Pahang Peatland Restoration Project. The Pahang Peatland Restoration Project focuses on restoring and conserving approximately 100,000 hectares of peatland and marshland in Pahang State, Malaysia. Support from the Innovation Facility will enable targeted restoration measures, including rewetting to improve the water table, reforestation of degraded patches, and the establishment of monitoring systems to track ecological recovery. Currently under validation by the Verified Carbon Standard (VCS), the project is set to issue 3.1 million carbon credits per year. Local people, including indigenous communities benefit from payments for their participation in conservation and restoration activities, as well as from access to community development funds. Beyond these direct gains, the ecological improvements achieved through the project will help safeguard long-term livelihoods by reducing fire risks, preventing floods, and enhancing the resilience of both the environment and the communities who depend on it. Beyond carbon sequestration, the project also benefits an important biodiversity area, which hosts 244 plant, 68 mammal, 279 bird, 70 fish, 50 amphibian, and 15 reptile species
Located on formally recognised lands of 16 communities, the Zanzibar Community Restoration Project will, with the Innovation Facility support, bend the curve of degradation by scaling to 3,500 ha restoration of mangroves and the rare coral rag forests. The project seeks carbon certification following Verified Carbon Standard (VCS) methodologies VM0033 for mangroves and VM0047 for forests and the Climate, Community and Biodiversity Standard (CCBA) to ascertain its positive impacts on climate, local communities and biodiversity. Communities will benefit from the sale of carbon credits and will receive support to strengthen their livelihoods including resources for climate-smart agriculture and the development of forest-based enterprises such as beekeeping, ecotourism, poultry rearing and the production of artifacts and curios.

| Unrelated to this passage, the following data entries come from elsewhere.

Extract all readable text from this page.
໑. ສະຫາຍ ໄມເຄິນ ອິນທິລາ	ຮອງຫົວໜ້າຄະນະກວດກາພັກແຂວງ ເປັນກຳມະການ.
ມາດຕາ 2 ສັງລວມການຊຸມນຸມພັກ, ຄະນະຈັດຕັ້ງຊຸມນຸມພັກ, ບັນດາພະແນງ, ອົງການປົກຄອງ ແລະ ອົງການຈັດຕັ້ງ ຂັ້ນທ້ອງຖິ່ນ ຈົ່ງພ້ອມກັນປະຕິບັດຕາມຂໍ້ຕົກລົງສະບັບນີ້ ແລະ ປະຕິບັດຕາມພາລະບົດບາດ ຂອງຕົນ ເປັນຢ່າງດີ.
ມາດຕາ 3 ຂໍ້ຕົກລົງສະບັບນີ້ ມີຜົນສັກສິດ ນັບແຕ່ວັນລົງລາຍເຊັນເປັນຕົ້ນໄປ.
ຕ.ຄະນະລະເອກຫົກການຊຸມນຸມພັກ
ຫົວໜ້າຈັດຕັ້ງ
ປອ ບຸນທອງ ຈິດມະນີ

EAGLE Project. Heavy logging, recurrent fires and subsequent invasion by non-native species – this is the lamentable degradation trajectory of many South-East Asian forests over the last decades, including the Mindanao island of the Philippines. The critically endangered Philippine eagle (Pithecophaga jefferyi) lends its name to the EAGLE restoration project, which aims to restore 7,500 ha invaded by the Matico tree (Piper aduncum), a small tree native to Central and South America. The Manobo-Matigsalug indigenous community leads the EAGLE restoration project, which is deploying local tree species such as Laurel Maple (Acer laurinum) and various Podocarpus species. Against the background of challenged food security due to unstainable use of the forest resource, the EAGLE project supports 660 Manobo-Matigsalug households to establish abaca- and coffee-based agroforestry systems. Carbon finance is the enabler of the restoration project; carbon credits will be certified against the Gold Standard methodology for Afforestation/Reforestation.